12 June 2010

London Newspapers


LONDON: Britain's newspapers laid into Barack Obama on Friday for his "jingoistic" rhetoric over BP and urged Prime Minister David Cameron to stand up to the US president.

Broadsheets and tabloids alike hit back at Obama for his tone towards the British oil giant as fears grew that he could be stoking an anti-British backlash over the Gulf of Mexico oil spill.

Newspapers suggested that Obama's popularity was waning, he was floundering over the environmental disaster and was looking for easy targets to hit out at, with one eye on the November mid-term elections.

The tone coming from Washington was "alarming", said The Times.

"Big oil makes a tempting target for a president with declining approval ratings," it said in its editorial.

Obama has "gone beyond conventional politics to irresponsible populism. That campaign reflects badly on him.

"Trying to kill a company to win an election is beneath him."

The newspaper's cartoon showed Obama kicking a BP ball.

The Financial Times led with the story, saying "Cameron steps into fray to defend BP".

The prime minister had "leapt to BP's defence... in a clear signal of British concerns over the rhetoric" about the spill, the FT wrote.

But other papers interpreted Cameron's words differently.

"Cameron fails to back BP in fight with Obama," said The Daily Telegraph's front page headline.

In its editorial, the Telegraph said Cameron needed to be firmer with the president, who had been "more petulant than statesmanlike".

"Mr Obama's aggressively jingoistic rhetoric might have been designed to shore up his own domestic position... but it is now sabotaging the fortunes of what was until recently Britain's biggest company," it said.
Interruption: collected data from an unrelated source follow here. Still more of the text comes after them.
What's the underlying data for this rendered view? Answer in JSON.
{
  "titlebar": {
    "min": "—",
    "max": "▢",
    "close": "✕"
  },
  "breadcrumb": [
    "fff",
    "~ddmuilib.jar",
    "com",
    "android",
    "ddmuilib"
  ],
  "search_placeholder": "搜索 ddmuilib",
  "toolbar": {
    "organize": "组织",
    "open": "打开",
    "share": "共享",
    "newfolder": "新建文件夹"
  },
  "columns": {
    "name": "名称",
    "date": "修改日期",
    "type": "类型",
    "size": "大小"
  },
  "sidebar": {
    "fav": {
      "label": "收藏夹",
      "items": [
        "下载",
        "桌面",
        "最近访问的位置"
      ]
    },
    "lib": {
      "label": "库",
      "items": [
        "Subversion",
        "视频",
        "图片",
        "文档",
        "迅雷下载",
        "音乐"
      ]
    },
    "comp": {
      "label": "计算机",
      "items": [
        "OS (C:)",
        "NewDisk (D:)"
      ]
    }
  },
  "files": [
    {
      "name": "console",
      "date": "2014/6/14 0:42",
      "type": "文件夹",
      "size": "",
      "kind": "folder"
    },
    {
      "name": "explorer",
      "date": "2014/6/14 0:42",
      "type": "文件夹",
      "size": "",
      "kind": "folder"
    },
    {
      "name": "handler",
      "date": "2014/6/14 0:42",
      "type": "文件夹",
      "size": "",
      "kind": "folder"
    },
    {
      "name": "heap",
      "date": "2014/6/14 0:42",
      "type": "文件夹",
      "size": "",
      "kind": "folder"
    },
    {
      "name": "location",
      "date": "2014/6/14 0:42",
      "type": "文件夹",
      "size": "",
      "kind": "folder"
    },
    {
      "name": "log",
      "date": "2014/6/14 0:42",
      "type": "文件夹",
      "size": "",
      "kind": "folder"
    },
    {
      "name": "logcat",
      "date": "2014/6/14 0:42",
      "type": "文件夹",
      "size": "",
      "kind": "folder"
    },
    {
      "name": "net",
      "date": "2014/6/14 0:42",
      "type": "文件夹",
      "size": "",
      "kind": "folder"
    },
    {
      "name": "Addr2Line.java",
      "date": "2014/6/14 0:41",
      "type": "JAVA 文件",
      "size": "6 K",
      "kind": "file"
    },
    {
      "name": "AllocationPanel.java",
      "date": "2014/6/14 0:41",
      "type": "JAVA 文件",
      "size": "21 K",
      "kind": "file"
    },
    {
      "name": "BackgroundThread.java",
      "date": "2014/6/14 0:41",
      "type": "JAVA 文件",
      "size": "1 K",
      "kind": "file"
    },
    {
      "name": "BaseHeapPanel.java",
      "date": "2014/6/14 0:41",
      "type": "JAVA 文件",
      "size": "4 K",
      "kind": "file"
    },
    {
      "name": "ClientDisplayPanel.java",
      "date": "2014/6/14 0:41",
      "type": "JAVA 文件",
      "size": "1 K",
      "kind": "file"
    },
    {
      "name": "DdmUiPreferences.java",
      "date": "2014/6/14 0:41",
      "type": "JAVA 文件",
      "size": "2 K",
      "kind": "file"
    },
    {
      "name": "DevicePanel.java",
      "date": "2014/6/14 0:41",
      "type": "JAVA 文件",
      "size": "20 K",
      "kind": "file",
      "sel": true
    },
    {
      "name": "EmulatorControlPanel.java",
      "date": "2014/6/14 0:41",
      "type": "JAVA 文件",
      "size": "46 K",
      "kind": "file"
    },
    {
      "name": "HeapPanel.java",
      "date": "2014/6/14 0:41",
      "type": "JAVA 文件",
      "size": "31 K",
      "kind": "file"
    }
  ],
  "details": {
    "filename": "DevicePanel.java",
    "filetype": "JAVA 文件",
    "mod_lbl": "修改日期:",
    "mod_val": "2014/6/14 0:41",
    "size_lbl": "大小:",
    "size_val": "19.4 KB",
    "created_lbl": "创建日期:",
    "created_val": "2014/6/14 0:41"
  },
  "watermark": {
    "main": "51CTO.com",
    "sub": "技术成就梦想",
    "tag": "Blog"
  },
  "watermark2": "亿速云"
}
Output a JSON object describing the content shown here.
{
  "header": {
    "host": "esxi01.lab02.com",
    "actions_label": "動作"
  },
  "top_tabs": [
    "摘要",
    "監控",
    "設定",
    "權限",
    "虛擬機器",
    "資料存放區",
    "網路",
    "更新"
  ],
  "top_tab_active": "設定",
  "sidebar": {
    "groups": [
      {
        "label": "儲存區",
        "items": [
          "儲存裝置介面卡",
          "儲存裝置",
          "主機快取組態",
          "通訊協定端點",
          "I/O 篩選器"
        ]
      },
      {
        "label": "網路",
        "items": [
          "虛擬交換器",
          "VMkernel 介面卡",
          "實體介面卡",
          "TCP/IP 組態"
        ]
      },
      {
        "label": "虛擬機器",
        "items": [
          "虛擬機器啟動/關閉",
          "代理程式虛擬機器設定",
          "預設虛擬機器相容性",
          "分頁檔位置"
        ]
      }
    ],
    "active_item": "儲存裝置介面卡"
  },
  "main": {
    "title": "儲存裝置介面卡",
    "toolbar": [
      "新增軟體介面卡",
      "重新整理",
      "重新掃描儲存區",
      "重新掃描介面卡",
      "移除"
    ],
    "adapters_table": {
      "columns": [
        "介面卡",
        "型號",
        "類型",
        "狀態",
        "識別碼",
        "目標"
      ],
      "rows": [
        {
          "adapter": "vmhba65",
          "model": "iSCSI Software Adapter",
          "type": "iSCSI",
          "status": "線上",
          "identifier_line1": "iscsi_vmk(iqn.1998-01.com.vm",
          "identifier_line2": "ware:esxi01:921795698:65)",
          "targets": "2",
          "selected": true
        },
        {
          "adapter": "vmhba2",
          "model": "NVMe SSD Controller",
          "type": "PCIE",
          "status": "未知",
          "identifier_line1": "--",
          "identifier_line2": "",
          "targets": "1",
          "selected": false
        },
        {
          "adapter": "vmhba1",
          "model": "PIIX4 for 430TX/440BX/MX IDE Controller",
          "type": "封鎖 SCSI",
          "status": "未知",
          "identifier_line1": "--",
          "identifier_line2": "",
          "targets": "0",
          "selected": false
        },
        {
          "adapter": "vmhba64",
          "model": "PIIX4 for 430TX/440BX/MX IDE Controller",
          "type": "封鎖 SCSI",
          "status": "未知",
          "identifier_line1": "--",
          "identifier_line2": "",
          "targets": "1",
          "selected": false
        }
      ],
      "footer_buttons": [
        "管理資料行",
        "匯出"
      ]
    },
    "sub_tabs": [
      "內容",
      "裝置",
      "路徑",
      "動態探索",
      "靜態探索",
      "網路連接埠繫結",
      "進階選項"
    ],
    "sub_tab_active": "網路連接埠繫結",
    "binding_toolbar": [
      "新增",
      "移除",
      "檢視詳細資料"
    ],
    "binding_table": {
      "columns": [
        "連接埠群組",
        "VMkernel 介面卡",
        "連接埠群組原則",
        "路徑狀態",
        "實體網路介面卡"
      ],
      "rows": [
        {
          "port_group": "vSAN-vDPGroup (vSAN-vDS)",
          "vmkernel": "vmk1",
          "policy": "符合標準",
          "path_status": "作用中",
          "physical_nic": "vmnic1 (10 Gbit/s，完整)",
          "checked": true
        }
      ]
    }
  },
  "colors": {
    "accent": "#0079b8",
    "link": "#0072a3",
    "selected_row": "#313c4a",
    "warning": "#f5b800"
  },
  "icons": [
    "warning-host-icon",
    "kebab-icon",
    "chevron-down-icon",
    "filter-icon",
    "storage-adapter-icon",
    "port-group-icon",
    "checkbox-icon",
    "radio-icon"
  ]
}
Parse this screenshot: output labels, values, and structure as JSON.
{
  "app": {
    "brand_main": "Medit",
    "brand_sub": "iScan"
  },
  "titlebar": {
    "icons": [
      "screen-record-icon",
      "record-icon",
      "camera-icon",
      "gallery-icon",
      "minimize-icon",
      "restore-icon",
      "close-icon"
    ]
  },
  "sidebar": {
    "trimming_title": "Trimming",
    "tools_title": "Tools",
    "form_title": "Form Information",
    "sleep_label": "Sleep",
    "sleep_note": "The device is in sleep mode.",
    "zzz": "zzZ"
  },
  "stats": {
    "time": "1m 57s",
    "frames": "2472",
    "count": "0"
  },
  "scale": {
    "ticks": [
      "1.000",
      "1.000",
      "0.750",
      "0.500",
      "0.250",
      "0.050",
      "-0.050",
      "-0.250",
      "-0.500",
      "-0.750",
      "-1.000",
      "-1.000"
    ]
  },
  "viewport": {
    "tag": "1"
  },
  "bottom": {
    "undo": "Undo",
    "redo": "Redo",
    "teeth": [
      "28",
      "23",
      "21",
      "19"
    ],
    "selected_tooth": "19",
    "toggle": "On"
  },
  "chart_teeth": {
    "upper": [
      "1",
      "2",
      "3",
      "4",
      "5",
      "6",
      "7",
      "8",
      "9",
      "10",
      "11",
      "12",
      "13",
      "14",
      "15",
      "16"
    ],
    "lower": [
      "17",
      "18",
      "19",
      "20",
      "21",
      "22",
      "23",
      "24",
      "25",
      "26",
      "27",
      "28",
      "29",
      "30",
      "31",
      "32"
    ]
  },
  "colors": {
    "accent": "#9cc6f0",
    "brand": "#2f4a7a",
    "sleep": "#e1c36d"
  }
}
Cameron has a duty "to defend Britain's national interests by urging Mr Obama to tone down his unnecessarily fiery -- and distinctly unhelpful -- language.

"Indeed, it is disappointing that a politician whose reputation was built on his powers of persuasion should be so quick to inflame a difficult situation for his own political ends. We had thought better of him."

The Daily Mail's front page headline read: "Stand up for your country, Mr Cameron".

It said Obama was "ever more rabid", sneering, and his attacks were "rank hypocrisy".

"Now surely it's time for Mr Cameron to tell some of these truths to President Obama, in defence of BP, a vital British company that has been systematically sabotaged by a petty and vengeful American government."

The Daily Express was also outraged.

"Obama is killing all our pensions," said its front-page. "His rants against BP are a disgrace.

"The company is a massive contributor to our national wealth and these days there are not many companies about which that can be said.

"BP is entitled to take all reasonable steps to defend it from the disproportionate penalties it is being threatened with by Mr Obama."